2019-03, due care criteria not complied with

Non-straightforward notification, requirement that the physician performing euthanasia must in principle himself consult the independent physician and at least take note of the independent physician’s findings.

After receipt of the case file, it emerged that the termination of life on request had been performed not by the (attending) psychiatrist who had submitted the notification, but by the patient’s general practitioner. The psychiatrist had completed the model reporting form and signed it; the general practitioner had also signed it.

In response to questions from the committee, the psychiatrist said that he had guided the entire process, but that several weeks before the procedure was carried out he had agreed with the general practitioner that the latter would carry out the procedure to terminate the patient’s life. They decided this because the psychiatrist had little experience in inserting an IV cannula. The psychiatrist had considered having a paramedic do it. However, the general practitioner did not think it was a good idea to have stranger insert the IV cannula when the time came to perform euthanasia. Moreover, he was experienced in the procedure. The general practitioner also felt that if he inserted the IV cannula, he should also administer the euthanatics.

The Act stipulates that the physician who performs euthanasia must also submit the notification. The committee therefore found that in this case the general practitioner should have submitted the notification, not the psychiatrist. The general practitioner then submitted a report.

As regards consulting at least one  independent physician, the committee noted the following. It emerged from the reports of the attending psychiatristand the general practitioner, and from the interview the committee held with the general practitioner that it was the attending psychiatrist who consulted the SCEN physician and took note of the latter’s report. The general practitioner had no contact with the independent physician, nor did he read the independent physician’s report and was therefore unable to ascertain from her report whether she was of the opinion that the due care criteria had been fulfilled. Instead, he relied on what the attending psychiatrist had told him about this.

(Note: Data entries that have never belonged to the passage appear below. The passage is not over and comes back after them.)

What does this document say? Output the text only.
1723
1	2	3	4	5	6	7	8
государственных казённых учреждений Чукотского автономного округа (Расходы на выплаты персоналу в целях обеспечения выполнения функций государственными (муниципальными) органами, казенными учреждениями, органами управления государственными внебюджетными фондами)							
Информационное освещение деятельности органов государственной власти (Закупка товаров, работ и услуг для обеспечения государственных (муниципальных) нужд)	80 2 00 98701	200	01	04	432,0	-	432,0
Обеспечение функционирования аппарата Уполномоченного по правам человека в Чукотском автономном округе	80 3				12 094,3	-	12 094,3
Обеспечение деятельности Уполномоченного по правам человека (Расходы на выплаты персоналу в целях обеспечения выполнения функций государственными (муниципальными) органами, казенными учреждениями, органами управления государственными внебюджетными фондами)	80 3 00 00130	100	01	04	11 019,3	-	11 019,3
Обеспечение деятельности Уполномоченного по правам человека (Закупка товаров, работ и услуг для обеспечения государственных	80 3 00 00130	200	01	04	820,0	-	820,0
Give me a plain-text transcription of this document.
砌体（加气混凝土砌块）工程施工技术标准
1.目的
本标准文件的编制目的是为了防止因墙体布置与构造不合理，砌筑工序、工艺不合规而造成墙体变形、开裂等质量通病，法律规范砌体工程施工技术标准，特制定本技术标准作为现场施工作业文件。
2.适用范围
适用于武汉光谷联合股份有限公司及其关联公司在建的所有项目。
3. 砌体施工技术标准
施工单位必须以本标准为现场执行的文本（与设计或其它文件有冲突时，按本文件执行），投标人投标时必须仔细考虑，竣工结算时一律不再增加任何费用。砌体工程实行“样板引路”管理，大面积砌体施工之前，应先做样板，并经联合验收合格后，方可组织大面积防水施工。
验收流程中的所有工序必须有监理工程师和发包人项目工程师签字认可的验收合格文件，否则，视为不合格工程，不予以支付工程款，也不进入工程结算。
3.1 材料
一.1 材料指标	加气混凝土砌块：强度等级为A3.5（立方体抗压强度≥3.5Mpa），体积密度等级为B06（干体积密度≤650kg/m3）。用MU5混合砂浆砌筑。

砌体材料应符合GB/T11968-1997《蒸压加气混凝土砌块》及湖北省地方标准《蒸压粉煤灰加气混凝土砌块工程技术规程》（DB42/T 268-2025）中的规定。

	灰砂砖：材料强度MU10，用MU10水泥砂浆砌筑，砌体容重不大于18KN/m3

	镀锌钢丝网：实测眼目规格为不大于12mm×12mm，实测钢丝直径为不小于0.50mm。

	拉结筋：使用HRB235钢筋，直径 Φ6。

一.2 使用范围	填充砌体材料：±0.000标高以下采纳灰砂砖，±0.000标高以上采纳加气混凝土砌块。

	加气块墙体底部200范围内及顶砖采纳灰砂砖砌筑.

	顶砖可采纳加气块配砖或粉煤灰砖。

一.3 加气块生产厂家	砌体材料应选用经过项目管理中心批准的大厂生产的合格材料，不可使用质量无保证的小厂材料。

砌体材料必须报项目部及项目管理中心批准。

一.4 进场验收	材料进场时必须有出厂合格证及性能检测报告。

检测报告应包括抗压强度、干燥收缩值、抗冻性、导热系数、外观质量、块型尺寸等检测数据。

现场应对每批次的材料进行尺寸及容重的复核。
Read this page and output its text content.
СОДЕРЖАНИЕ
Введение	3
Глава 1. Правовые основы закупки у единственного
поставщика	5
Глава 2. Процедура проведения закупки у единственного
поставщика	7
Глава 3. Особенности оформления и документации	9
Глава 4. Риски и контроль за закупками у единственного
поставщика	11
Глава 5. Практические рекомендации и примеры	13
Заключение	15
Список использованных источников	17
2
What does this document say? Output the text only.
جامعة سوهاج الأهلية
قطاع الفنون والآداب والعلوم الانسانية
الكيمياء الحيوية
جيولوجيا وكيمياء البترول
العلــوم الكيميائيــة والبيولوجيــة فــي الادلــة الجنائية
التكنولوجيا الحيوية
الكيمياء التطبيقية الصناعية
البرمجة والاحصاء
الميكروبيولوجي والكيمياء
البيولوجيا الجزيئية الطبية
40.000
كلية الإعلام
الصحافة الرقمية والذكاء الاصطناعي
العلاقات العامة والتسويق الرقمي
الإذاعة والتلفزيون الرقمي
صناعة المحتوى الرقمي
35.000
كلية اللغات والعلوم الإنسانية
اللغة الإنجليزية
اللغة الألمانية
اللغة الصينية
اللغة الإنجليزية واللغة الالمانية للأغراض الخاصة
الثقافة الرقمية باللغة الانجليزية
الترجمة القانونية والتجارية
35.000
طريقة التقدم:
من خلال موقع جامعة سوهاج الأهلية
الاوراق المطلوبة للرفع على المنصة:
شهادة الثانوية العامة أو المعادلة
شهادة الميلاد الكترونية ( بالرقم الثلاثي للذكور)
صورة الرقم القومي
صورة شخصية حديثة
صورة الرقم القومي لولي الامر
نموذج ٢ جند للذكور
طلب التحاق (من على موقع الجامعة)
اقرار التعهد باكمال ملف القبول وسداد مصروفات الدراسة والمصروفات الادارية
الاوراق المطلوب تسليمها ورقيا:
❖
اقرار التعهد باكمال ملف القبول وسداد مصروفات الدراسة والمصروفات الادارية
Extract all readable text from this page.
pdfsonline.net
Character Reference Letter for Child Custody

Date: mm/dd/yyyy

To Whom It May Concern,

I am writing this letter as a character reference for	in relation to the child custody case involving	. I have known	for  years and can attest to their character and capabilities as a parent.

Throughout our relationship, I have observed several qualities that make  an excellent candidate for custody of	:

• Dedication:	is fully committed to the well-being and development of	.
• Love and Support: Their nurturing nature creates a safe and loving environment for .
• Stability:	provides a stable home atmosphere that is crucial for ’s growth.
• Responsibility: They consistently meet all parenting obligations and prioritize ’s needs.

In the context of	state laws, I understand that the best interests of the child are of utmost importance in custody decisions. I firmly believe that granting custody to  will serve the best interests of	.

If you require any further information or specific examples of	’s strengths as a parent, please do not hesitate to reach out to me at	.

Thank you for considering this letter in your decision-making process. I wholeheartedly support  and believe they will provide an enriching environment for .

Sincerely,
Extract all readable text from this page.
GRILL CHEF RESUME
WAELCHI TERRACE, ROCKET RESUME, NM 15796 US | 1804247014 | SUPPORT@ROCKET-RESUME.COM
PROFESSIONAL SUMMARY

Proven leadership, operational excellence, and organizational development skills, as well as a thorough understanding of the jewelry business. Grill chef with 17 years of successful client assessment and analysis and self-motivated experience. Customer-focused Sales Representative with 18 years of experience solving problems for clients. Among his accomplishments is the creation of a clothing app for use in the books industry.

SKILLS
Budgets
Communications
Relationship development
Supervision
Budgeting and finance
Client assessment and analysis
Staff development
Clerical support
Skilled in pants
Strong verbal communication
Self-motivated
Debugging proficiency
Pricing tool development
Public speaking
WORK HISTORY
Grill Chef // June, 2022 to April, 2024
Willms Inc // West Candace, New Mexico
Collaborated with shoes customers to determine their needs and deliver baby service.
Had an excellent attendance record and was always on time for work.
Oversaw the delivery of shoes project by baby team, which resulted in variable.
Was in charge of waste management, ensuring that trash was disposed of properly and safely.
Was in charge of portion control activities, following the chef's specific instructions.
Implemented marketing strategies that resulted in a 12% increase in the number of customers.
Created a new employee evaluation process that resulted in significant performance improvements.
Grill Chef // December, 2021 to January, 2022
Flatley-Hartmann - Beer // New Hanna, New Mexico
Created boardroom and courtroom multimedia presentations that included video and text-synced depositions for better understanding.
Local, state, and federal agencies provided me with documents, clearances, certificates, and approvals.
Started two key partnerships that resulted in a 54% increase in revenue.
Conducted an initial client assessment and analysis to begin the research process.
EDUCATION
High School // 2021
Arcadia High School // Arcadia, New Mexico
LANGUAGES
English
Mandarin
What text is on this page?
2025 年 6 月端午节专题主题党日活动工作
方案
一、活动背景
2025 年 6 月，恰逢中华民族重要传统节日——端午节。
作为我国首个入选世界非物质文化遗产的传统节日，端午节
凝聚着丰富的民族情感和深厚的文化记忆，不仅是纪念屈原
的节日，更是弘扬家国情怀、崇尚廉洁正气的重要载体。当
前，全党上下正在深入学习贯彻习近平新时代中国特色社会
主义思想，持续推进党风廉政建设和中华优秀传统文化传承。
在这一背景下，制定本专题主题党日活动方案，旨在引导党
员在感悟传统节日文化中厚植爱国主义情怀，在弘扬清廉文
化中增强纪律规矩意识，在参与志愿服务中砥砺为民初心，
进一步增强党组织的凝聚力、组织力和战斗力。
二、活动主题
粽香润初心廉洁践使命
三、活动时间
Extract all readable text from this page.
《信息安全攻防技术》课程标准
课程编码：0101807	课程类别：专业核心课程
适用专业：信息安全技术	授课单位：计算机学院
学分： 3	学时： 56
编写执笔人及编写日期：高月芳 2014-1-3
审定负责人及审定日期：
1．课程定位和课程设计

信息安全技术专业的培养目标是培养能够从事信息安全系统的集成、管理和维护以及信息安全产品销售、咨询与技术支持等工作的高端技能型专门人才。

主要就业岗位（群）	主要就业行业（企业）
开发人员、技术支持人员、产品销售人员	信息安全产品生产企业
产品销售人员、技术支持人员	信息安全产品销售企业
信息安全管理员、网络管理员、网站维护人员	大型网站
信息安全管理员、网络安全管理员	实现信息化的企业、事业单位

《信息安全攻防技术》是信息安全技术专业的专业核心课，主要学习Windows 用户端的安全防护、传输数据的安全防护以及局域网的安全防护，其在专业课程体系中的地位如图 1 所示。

The general practitioner was therefore also unable to reflect on the independent physician’s report before performing euthanasia.

The independent physician did not know that the general practitioner was going to perform the euthanasia procedure (and not the psychiatrist who consulted her). She was therefore not in a position to affirm her independence in relation to the physician.

The committee noted that in this case there was no emergency that required the procedure to be carried out urgently. In fact, the general practitioner and the attending psychiatrist had decided long before euthanasia was performed that the general practitioner would insert the IV cannula and administer the substances. There would therefore have been enough time for the general practitioner to take over the entire euthanasia process at an earlier stage. After all, he had been involved in the process for a year and was himself satisfied that the due care criteria had been fulfilled. In that event, the general practitioner could have consulted the independent physician himself and read her report.

The committee noted that the aim of the physician and the attending psychiatrist had been to perform the procedure in a way that would place the least possible burden on the patient. They both felt strongly committed to the patient and they performed the euthanasia procedure in this way with the best of intentions. Neither of them realised that the physician performing euthanasia should have consulted the SCEN physician and taken note of the independent physician’s findings.

The committee found that the physician had not acted in accordance with the due care criteria laid down in section 2 (1) (e) of the Act.

The other due care criteria were complied with.